Il Sole Domenica 22.5.16
Ma il colpevole non è il capitalismo
di Emilio Gentile
Nel
2015 la rivista francese «Esprit» dedicò un numero al filosofo tedesco
Jürgen Habermas definendolo «l’ultimo filosofo», cioè uno dei rari
pensatori ancora animati da una «ambizione sistematica». In una lunga
intervista con il curatore del fascicolo Michaël Foessel, pubblicata ora
in italiano nella rivista «Vita e Pensiero» (n.2, 2016), il filosofo
traccia il percorso della sua formazione filosofica e politica nella
Germania degli anni Cinquanta, quando «nelle università tedesche era
generalmente impossibile studiare con professori che non fossero ex
nazisti, o non fossero compromessi con il regime». La sua, egli
racconta, fu una generazione «segnata da una profonda diffidenza nei
confronti di se stessa», impegnata nella ricerca «di quegli oscuri geni
nemici della ragione che dovevano avere le loro radici nella nostra
stessa tradizione».
Nell’intervista, Habermas affronta, fra
l’altro, il problema della democrazia nell’era della globalizzazione.

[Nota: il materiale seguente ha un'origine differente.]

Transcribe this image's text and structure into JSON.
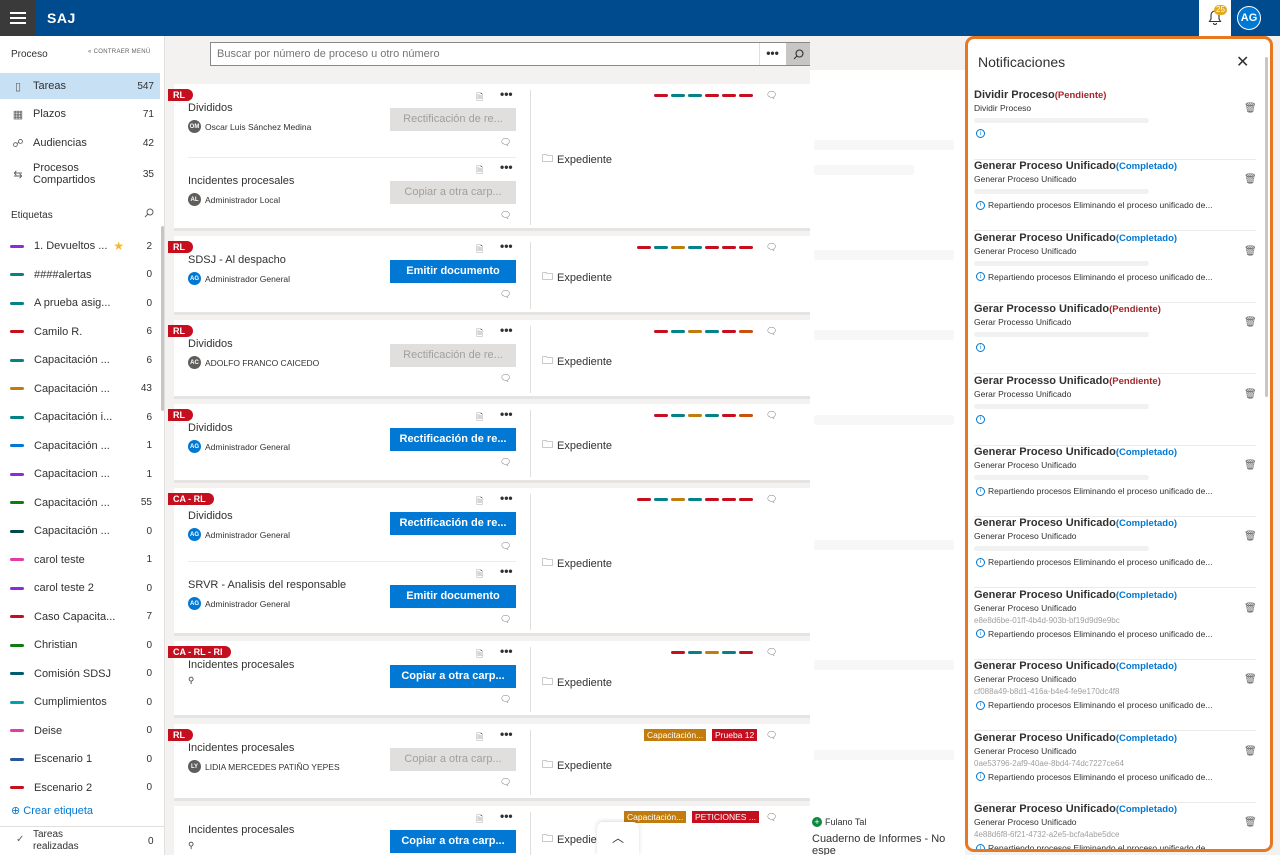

Dichiara di essere «sempre stato un socialista parlamentare», senza mai
essere stato «tentato dal marxismo ortodosso». La sua concezione della
democrazia socialista aveva i presupposti non solo nel marxismo, ma in
Kant e nella Rivoluzione francese. Muovendosi nella scia delle più
recenti riflessioni filosofiche sui rapporti fra fede e ragione, fra
religione e politica, dopo il tramonto dell’«era delle rappresentazioni
del mondo», Habermas si sofferma sul fenomeno del «capitalismo sfrenato,
che sfugge a ogni controllo politico», e produce «un sistema economico
autoregolato, che obbedisce esclusivamente alla logica della propria
valorizzazione in vista del profitto», provocando la trasformazione
delle democrazie capitaliste in «democrazie di facciata», il cui sintomo
più evidente, secondo il filosofo, è «l’aumento del tasso di
astensioni».
Attribuire la genesi delle «democrazie di facciata»
soltanto a un «capitalismo sfrenato» potrebbe però distogliere
l’attenzione da altri importanti fattori genetici, non immediatamente
economici, che si annidano nella natura stessa della democrazia di
massa: sono le «insidie democratiche contro la democrazia», come
potremmo chiamarle, che possono aver successo proprio in fasi di alto
astensionismo, quando una maggioranza votante, anche se rappresenta una
minoranza rispetto alla massa dei cittadini aventi diritto al voto,
elegge governanti i quali, per i più diversi motivi e scopi, senza
essere legati agli interessi del capitalismo di mercato, agendo anzi
come “populisti di sinistra”, governano mettendo in folle le istituzioni
democratiche.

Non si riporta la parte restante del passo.